Legal issues aside, most employers do not want to create a culture where their employees are constantly in fear of being monitored, which will harm morale and decrease loyalty. This can have the exact opposite effect of what the policies are intended to promote, as disgruntled or disloyal employees are the most likely to take actions harmful to the company.
What Constitutes Solicitation on Social Media?
Regardless of what policies and agreements are implemented, employers must typically still establish that a former employee misappropriated trade secrets and/or improperly solicited customers or employees to obtain relief. The lines are not as clear as they were in the past, however. Does “friending” a customer on Facebook constitute solicitation? Updating one’s LinkedIn account to identify a new employer? Tweeting how great a new employer’s product or service is? These questions largely remain open and have not been addressed in most jurisdictions.
In fact, recent research has uncovered no published decisions in the employment context regarding what constitutes improper solicitation using LinkedIn, the most prolific business-centric social media site that has more than 225 million users worldwide.
However just last month, a Massachusetts court issued an unreported decision in KNF&T Staffing Inc. v. Muller, holding that updating a LinkedIn account to identify one’s new employer and to list generic skills does not constitute solicitation. In this rather narrow decision, the court did not address whether a LinkedIn post could ever violate a restrictive covenant, and several other cases involving this issue settled before it could be resolved.
Outside of the employment context, the Court of Appeals of Indiana, in Enhanced Network Solutions Group Inc. v. Hypersonic Technologies Corp., held that a nonsolicitation agreement between a company and its vendor was not violated when the vendor posted a job publicly on LinkedIn and an employee of the company applied and was hired for the position, because all major steps that led to the employment were initiated by the employee.
In the context of Facebook, a Massachusetts court ruled in Invidia LLC v. DiFonzo that a hairstylist did not violate her nonsolicitation provision by “friending” her former employer’s customers on Facebook because “one can be Facebook friends with others without soliciting those friends to change hair salons, and [plaintiff] has presented no evidence of any communications, through Facebook or otherwise, in which [defendant] has suggested to these Facebook friends that they should take their business to her chair.”
Likewise, in Pre-Paid Legal Services Inc. v.
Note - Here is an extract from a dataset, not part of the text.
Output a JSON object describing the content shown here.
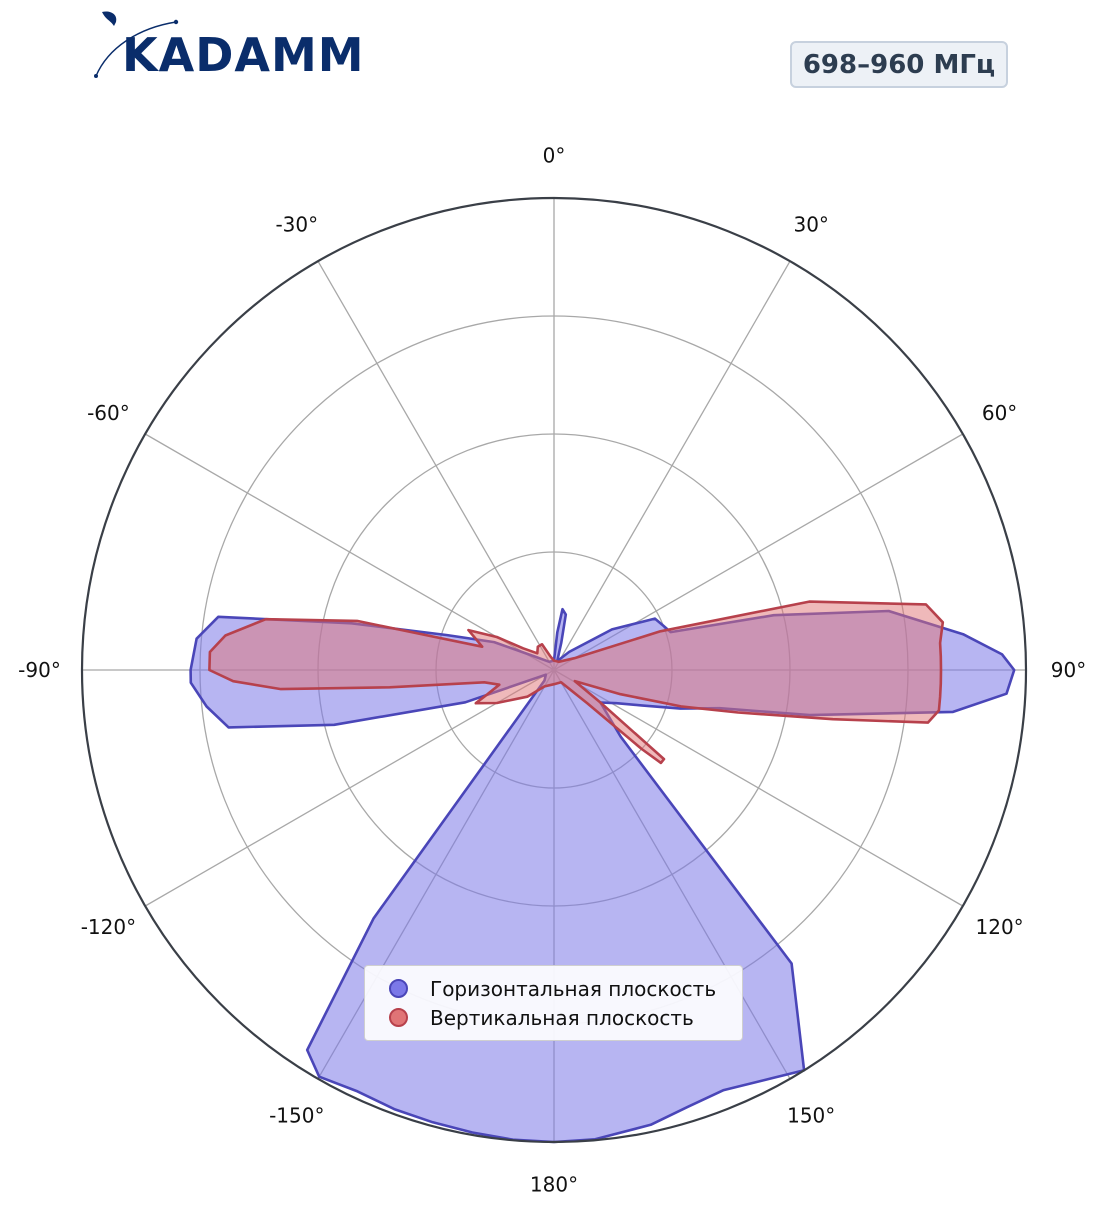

Cahill, a former employee posted information about his new employer on his Facebook page “touting both the benefits of [its] products and his professional satisfaction with [it]” and sent general requests to his former co-employees to join Twitter. A federal court in Oklahoma denied his former employer’s request for a preliminary injunction, holding that communications were neither solicitations nor impermissible conduct under the terms of his restrictive covenants.
In sum, common sense continues to reign supreme in determining what constitutes solicitation in the age of social media, and if it looks, tastes and smells like solicitation, it probably is. Nevertheless, it is imperative that employers protect their trade secrets and goodwill by setting clear expectations and implementing policies and agreements that clearly express those expectations and provide a means by which to enforce them if necessary.